Assume you have two varchar (or Text) columns named L and U which are
identical except that the charset for L is latin1 and the charset for
U is utf8. All the records in L and U are identical in terms of
content, consisting of only 7 bit ASCII characters. Both columns have
indexes of the same type (e.g. assume Unique indexes if you want).

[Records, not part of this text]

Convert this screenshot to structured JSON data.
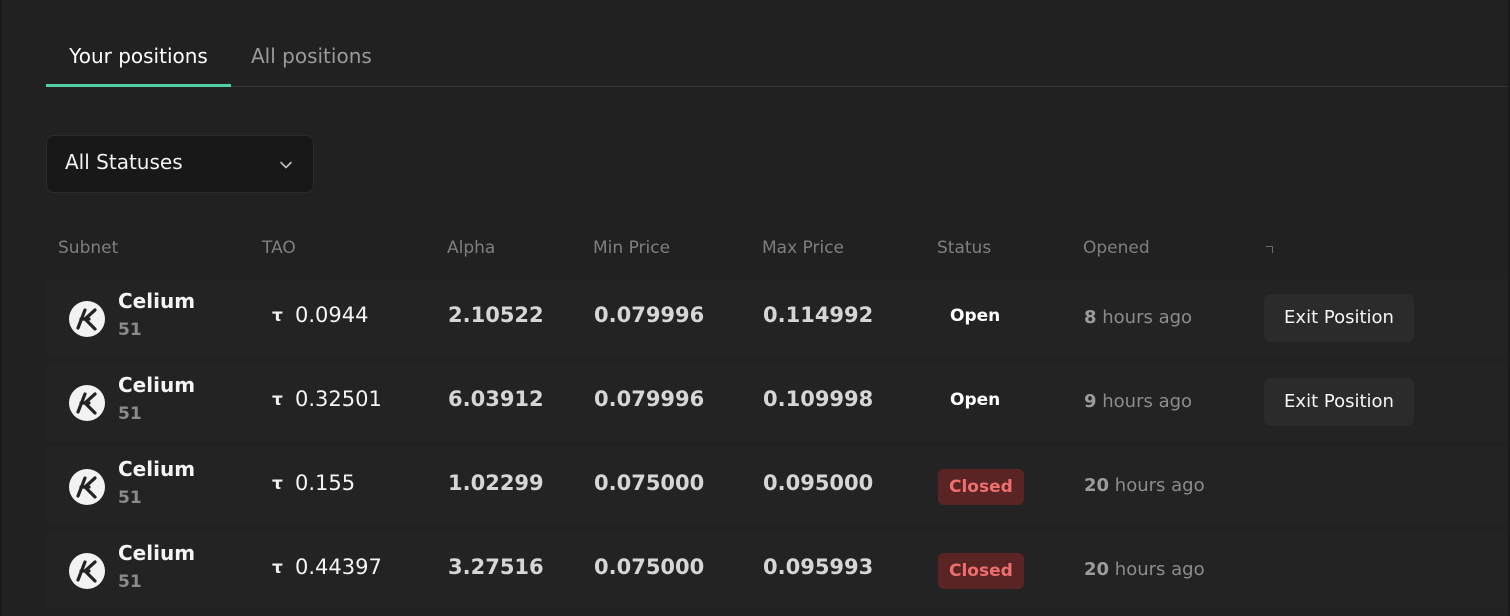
{
  "tabs": [
    {
      "label": "Your positions",
      "active": true
    },
    {
      "label": "All positions",
      "active": false
    }
  ],
  "filter": {
    "selected": "All Statuses",
    "icon": "chevron-down-icon"
  },
  "table": {
    "columns": [
      "Subnet",
      "TAO",
      "Alpha",
      "Min Price",
      "Max Price",
      "Status",
      "Opened"
    ],
    "rows": [
      {
        "subnet_name": "Celium",
        "subnet_id": "51",
        "tao_symbol": "τ",
        "tao": "0.0944",
        "alpha": "2.10522",
        "min_price": "0.079996",
        "max_price": "0.114992",
        "status": "Open",
        "opened_num": "8",
        "opened_unit": "hours ago",
        "action": "Exit Position"
      },
      {
        "subnet_name": "Celium",
        "subnet_id": "51",
        "tao_symbol": "τ",
        "tao": "0.32501",
        "alpha": "6.03912",
        "min_price": "0.079996",
        "max_price": "0.109998",
        "status": "Open",
        "opened_num": "9",
        "opened_unit": "hours ago",
        "action": "Exit Position"
      },
      {
        "subnet_name": "Celium",
        "subnet_id": "51",
        "tao_symbol": "τ",
        "tao": "0.155",
        "alpha": "1.02299",
        "min_price": "0.075000",
        "max_price": "0.095000",
        "status": "Closed",
        "opened_num": "20",
        "opened_unit": "hours ago"
      },
      {
        "subnet_name": "Celium",
        "subnet_id": "51",
        "tao_symbol": "τ",
        "tao": "0.44397",
        "alpha": "3.27516",
        "min_price": "0.075000",
        "max_price": "0.095993",
        "status": "Closed",
        "opened_num": "20",
        "opened_unit": "hours ago"
      }
    ]
  },
  "colors": {
    "background": "#212121",
    "accent": "#4fd1a5",
    "closed_badge_bg": "#5a2424",
    "closed_badge_text": "#ef6f6f"
  }
}
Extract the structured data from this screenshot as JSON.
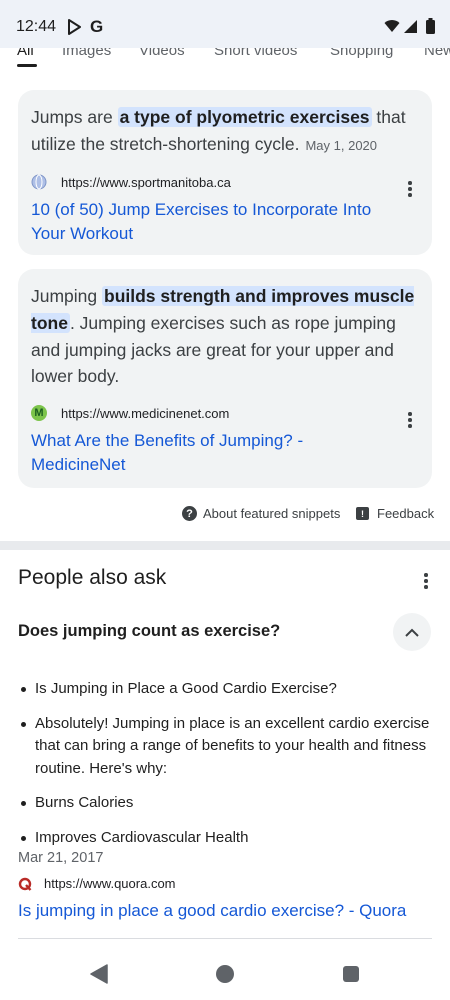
{
  "status_bar": {
    "time": "12:44",
    "g_label": "G"
  },
  "tabs": [
    {
      "label": "All",
      "active": true
    },
    {
      "label": "Images"
    },
    {
      "label": "Videos"
    },
    {
      "label": "Short videos"
    },
    {
      "label": "Shopping"
    },
    {
      "label": "New"
    }
  ],
  "snippets": [
    {
      "text_before": "Jumps are ",
      "highlight": "a type of plyometric exercises",
      "text_after": " that utilize the stretch-shortening cycle.",
      "date": "May 1, 2020",
      "source_url": "https://www.sportmanitoba.ca",
      "link_title": "10 (of 50) Jump Exercises to Incorporate Into Your Workout"
    },
    {
      "text_before": "Jumping ",
      "highlight": "builds strength and improves muscle tone",
      "text_after": ". Jumping exercises such as rope jumping and jumping jacks are great for your upper and lower body.",
      "favicon_letter": "M",
      "source_url": "https://www.medicinenet.com",
      "link_title": "What Are the Benefits of Jumping? - MedicineNet"
    }
  ],
  "about_snippets": "About featured snippets",
  "feedback": "Feedback",
  "people_also_ask": {
    "title": "People also ask",
    "question": "Does jumping count as exercise?",
    "answer_bullets": [
      "Is Jumping in Place a Good Cardio Exercise?",
      "Absolutely! Jumping in place is an excellent cardio exercise that can bring a range of benefits to your health and fitness routine. Here's why:",
      "Burns Calories",
      "Improves Cardiovascular Health"
    ],
    "answer_date": "Mar 21, 2017",
    "source_url": "https://www.quora.com",
    "link_title": "Is jumping in place a good cardio exercise? - Quora"
  },
  "colors": {
    "link": "#1558d6",
    "highlight_bg": "#d3e3fd",
    "card_bg": "#f1f3f4",
    "status_bg": "#eef2f8"
  }
}
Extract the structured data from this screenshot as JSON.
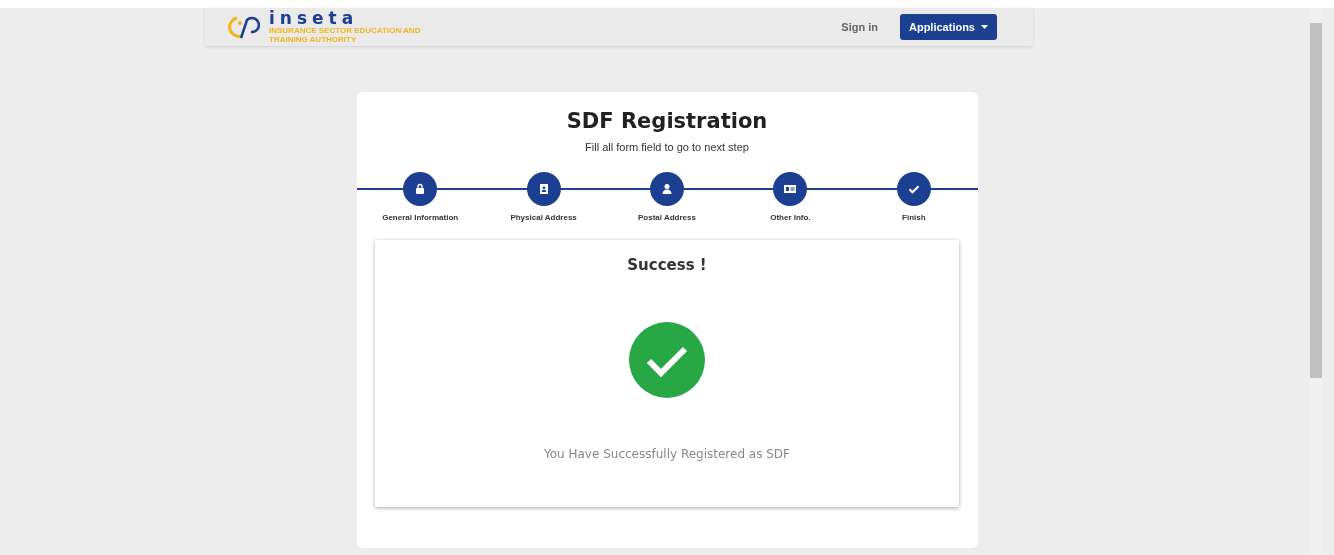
{
  "navbar": {
    "logo": {
      "name": "inseta",
      "tagline": "INSURANCE SECTOR EDUCATION AND TRAINING AUTHORITY"
    },
    "links": [
      {
        "label": "Sign in",
        "kind": "link"
      },
      {
        "label": "Applications",
        "kind": "dropdown"
      }
    ]
  },
  "card": {
    "title": "SDF Registration",
    "subtitle": "Fill all form field to go to next step",
    "steps": [
      {
        "label": "General Information",
        "kind": "lock"
      },
      {
        "label": "Physical Address",
        "kind": "contact"
      },
      {
        "label": "Postal Address",
        "kind": "user"
      },
      {
        "label": "Other Info.",
        "kind": "idcard"
      },
      {
        "label": "Finish",
        "kind": "check"
      }
    ],
    "result": {
      "heading": "Success !",
      "message": "You Have Successfully Registered as SDF"
    }
  }
}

Here's my question: Will the fact that column U has a utf8 charset
make select queries run slower on that column? For example, will the
query
Select * from table where U='blahblah'
run slower than the query
Select * from table where L='blahblah'
??
Significantly slower?
I'm thinking that a query on the latin1 column would go faster since
the program knows upfront that one byte equals one character, and
vice-versa; whereas in the same query on a utf8 column the program has
a lot more "overhead" because it has to constantly be determining how
many bytes represent a character. Since queries on string columns are
case insensitive, the program can't just do a byte-for-byte
comparision; rather, it has to compare *characters*, and sometimes
convert a character from upper to lower case, or vice versa, in order
to do the case-insensitive comparison.
The actual column in question is going to store URLs, so it should
only need to hold 7 bit ascii characters (in theory at least). So, in
terms of content, it shouldn't matter whether I make the column latin1
or utf8. But in terms of query speed....on, say, a few million
records...??
I would like to do everything in utf8 (web pages, forms, mysql
database columns, etc.). But since that one column might be heavily
queried, maybe I should make an exception and do it in latin1?? I wish
the mysql docs would speak to these issues.... Thanks for any help.
Paul
(ps, if you know of any good websites or books that deal with this
issue, let me know....thanks).